Frédéric Signoret revendique de son côté près d’un tiers de la population nationale de barge à queue noire sur son exploitation. Lointain cousin des goélands et des pingouins, l’oiseau migrateur vient se reproduire dans ses prairies inondées au printemps, avant de repartir hiverner sur le continent Africain. Cette restauration de population « inégalée en Europe » selon lui, fait également la critique en creux du monde de la conservation. « Ni les parcs ni d’autres acteurs n’ont réussi à reproduire ce type de résultat. » L’argument de biodiversité, comme ses résultats économiques, regrettent-ils ne convainquent d’ailleurs pas non plus la partie la plus conservatrice du monde agricole. « Les blocages sociaux ou culturels, sur le matériel comme sur l’injonction à produire en quantité, restent les plus forts. »
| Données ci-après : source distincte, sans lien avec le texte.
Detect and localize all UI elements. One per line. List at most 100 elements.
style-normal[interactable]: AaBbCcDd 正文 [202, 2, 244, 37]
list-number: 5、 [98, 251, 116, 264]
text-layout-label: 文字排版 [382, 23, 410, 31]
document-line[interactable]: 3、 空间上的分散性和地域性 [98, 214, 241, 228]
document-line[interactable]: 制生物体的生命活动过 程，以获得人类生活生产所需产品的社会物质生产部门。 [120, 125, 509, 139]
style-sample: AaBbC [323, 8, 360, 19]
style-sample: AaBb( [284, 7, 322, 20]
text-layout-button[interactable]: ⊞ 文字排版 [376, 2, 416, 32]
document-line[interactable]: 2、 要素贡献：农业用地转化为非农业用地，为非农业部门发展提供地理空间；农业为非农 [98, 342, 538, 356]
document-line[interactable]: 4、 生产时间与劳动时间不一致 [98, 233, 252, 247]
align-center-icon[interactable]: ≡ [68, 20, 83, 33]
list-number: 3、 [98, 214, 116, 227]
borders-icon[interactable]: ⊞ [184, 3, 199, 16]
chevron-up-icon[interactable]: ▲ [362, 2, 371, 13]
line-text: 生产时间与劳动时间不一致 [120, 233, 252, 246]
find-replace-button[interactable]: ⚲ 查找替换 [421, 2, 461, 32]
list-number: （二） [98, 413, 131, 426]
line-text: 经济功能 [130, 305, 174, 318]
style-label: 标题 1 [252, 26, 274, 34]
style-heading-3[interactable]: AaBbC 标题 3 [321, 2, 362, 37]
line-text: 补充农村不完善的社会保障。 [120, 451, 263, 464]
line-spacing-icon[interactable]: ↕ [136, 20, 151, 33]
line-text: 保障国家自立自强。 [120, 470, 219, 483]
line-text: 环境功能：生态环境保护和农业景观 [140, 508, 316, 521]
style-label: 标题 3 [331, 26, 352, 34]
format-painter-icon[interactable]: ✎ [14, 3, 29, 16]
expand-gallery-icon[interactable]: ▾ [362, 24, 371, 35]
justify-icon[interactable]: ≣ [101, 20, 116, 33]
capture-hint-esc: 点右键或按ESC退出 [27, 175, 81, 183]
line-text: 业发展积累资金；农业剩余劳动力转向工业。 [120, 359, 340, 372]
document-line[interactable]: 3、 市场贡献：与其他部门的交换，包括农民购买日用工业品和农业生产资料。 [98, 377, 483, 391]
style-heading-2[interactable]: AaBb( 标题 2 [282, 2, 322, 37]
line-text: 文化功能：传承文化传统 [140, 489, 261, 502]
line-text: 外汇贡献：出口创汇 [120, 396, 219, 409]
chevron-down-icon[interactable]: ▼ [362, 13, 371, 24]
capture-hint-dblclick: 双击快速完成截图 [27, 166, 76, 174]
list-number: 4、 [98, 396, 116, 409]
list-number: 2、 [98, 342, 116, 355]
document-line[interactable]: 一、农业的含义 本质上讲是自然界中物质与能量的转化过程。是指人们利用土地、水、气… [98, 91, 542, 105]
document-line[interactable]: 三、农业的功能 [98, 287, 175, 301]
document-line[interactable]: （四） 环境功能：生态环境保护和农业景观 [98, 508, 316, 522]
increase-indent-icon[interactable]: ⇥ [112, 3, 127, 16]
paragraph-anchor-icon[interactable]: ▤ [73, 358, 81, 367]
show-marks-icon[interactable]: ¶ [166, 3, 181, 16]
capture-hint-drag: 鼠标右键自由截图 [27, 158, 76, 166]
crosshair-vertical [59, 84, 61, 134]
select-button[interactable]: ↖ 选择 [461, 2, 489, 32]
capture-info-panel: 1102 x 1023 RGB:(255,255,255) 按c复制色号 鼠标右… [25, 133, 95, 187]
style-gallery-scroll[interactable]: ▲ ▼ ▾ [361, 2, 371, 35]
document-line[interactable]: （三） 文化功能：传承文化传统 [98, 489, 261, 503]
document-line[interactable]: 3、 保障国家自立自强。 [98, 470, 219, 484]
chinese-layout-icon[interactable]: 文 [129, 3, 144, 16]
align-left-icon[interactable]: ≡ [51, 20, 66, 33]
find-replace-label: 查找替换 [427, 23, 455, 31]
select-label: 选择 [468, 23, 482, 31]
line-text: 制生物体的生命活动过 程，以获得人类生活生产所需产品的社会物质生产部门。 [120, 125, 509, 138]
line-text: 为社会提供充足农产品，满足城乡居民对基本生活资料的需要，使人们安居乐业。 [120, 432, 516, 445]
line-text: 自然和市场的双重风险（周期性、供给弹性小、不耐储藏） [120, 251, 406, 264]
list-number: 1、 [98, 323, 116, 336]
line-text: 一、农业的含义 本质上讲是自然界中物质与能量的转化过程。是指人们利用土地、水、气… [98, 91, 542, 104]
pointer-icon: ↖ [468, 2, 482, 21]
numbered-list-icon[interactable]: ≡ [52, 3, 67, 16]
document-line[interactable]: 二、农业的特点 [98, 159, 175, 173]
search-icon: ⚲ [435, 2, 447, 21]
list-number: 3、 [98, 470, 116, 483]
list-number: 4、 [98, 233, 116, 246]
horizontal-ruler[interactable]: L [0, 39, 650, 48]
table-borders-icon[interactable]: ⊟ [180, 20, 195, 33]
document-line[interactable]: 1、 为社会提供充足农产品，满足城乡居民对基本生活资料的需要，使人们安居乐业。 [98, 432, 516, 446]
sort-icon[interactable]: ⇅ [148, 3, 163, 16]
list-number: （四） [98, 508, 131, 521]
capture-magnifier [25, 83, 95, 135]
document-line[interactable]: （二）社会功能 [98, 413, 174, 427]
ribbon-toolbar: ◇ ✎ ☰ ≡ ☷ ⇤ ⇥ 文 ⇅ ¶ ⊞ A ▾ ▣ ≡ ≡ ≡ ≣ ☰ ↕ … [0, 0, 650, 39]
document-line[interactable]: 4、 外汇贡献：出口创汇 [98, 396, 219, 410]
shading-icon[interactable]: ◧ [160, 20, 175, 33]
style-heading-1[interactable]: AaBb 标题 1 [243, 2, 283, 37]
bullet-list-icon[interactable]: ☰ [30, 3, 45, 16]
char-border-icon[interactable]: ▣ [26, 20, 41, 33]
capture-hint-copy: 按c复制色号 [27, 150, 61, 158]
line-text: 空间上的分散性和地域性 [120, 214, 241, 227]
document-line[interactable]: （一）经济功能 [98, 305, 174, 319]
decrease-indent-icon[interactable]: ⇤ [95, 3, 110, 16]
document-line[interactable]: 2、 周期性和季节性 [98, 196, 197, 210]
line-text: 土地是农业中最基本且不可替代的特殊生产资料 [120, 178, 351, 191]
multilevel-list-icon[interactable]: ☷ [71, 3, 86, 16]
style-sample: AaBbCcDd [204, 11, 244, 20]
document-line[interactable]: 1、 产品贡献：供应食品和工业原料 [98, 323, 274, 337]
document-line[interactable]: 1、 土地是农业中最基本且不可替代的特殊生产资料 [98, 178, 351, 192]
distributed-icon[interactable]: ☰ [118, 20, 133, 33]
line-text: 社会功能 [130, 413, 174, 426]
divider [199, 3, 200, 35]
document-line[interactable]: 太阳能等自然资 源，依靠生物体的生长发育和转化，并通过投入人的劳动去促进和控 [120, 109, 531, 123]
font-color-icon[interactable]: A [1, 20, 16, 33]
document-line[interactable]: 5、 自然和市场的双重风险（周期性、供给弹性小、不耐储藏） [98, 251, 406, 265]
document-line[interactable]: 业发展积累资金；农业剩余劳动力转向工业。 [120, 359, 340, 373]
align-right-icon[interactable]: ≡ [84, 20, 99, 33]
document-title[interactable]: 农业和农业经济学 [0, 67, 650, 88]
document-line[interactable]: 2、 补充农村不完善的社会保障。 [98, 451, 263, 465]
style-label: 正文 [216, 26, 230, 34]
Faire évoluer de pair les politiques agricoles et environnementales

L’objectif de créer ces réserves naturelles d’un nouveau genre provient de la déception générale de nombreux anciens salariés d’associations face aux politiques agricoles et environnementales en général. Du côté des politiques agricoles, certaines injonctions écologiques peuvent être contradictoires, souligne Dorian Angot, de la Ferme des Genettes. « Si tout le monde choisit comme nous une MAEC fauche tardive, toutes les prairies des bords de Loire sont coupées en même temps, ce qui peut s’avérer pire pour la biodiversité », illustre-t-il. Mais il n’est pas plus tendre avec les politiques de protection de la nature, en dénonçant « cinquante années d’échecs » en France. Pour préserver à la fois les espèces, et assurer le maintien de pratiques favorables, la charte de Paysans de Nature propose alors aux signataires d’étudier les opportunités de dispositifs plus méconnus tels que l’acquisition conservatoire, le bail rural environnemental, ou les Obligations Réelles Environnementales pour « garantir la protection de la ferme sur le long terme ».